But the EU intends to improve the current status and address the lack of efficacy.
The European Commission is aware that it must review the Directive’s application and scope. In that respect, the European Commission issued an AIFMD assessment report to the European Parliament and the Council on 10 June 2020. In this report, the European Commission identified various inefficiencies, notably regarding the cross-border distribution of AIFs. It recognized that this lack of efficacy is caused by local gold-plating requirements (for instance, in the case of NPR), divergences in the national marketing rules (definition of marketing activities) and non-harmonized interpretations of the AIFMD.
Regarding the latter, the lack of agreement on the definition of a professional investor impairs the efficacy of the marketing passport. In some countries (Austria, Germany, Italy and Sweden), it is possible to use the marketing passport to target sophisticated retail investors who have a high net-worth and experience in financial markets (e.g., the so-called “semi-professional” investors in Germany). The definition and the level of wealth required to qualify as sophisticated retail investors differs significantly from one MS to another.
The need for greater convergence regarding the definition of a professional investor was also identified by ESMA in its letter to the European Commission on 18 August 2020 highlighting areas of the AIFMD where improvements could be made. ESMA called for more precision regarding what the European Commission has said. For example, if any new investor category is introduced under the AIFMD (such as “semi-professional” investors), ESMA recommends that the appropriate investor protection rules are also put in place. Moreover, the AIFMD passport should be restricted to marketing to professional investors only, and not extended to semi-professional investors which could currently be the case in some MS.
In addition, ESMA also stressed the importance of clarifying the reverse solicitation definition. It cannot be considered as a marketing route, but this notion is currently subject to different market practices amongst the MS. A harmonized interpretation by each MS should be considered to protect investors.
In the end, are perfectly homogenized rules across the EU a utopia?
The AIFMD’s objective was to create a solid legislative framework. Nine years later, there are still many local practices, interpretations and even gold-plating requirements regarding the marketing of AIFs within the EU. That being said, some improvements are already on their way.
A “new” Directive (2019/1160/EU) was put in place in July last year, going one step further in the harmonization of practices at EU level. While it has addressed some issues, such as the question of pre-marketing, many others have remained unanswered, for example, passport extension to third-countries, the possibility of marketing to retail, investor classification, reverse solicitation, etc. However, the European institutions are aware of these weaknesses and consultations are being held to reach a more level playing field across all MS.
In the end, (i) AIFs are not products that are designed for retail customers; and (ii) based on Deloitte’s discussions with EU regulators, they are not ready to provide access to third-party players who do not respect the EU’s rules.
Regarding the initial enthusiasm of 2011, we believe that there was a gap in expectations between the investment management industry and the goals of the AIFMD. European bodies wanted to impose more governance and their intention was not to revolutionize the industry by providing marketing passport options to retail or non-EU markets at first.

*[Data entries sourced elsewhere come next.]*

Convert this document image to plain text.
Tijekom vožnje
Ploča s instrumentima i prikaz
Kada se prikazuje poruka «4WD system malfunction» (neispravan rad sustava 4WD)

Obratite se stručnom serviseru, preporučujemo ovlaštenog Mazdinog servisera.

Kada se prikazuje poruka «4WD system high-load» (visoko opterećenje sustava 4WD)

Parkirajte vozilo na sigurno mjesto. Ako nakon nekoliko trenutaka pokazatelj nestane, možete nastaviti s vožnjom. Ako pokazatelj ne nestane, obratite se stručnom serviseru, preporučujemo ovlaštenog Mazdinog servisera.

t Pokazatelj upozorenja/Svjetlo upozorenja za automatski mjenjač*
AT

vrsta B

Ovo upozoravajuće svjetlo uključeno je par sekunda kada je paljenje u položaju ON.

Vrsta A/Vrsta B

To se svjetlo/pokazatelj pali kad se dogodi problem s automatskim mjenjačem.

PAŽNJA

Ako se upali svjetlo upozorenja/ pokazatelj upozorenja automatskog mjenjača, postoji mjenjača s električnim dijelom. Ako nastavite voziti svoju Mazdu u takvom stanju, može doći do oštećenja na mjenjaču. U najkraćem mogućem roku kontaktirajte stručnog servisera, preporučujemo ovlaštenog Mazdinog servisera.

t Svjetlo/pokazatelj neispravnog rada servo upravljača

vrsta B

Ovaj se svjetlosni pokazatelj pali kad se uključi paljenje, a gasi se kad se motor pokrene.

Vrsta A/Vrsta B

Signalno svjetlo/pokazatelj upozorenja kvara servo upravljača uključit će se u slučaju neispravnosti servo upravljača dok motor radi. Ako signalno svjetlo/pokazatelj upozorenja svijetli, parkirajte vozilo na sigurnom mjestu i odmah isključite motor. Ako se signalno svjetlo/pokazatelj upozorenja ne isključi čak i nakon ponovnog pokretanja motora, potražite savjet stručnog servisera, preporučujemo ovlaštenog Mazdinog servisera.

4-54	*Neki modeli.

But let us not conclude on a negative note. Even if we still face a long journey ahead, we believe that the standardization of distribution matters accomplished so far is already a great achievement. The figures speak for themselves: the total net assets of AIFs increased by more than 250 percent from 2011 to 2019. Indeed, the marketing passport has successfully streamlined the distribution of EU AIFs managed by EU AIFMs, following the example of UCITS. Moreover, the Directive has also addressed inconsistencies related to private placement of non-UCITS amongst MS in abrogating these regimes and forcing MS to at least clarify the conditions of retail marketing.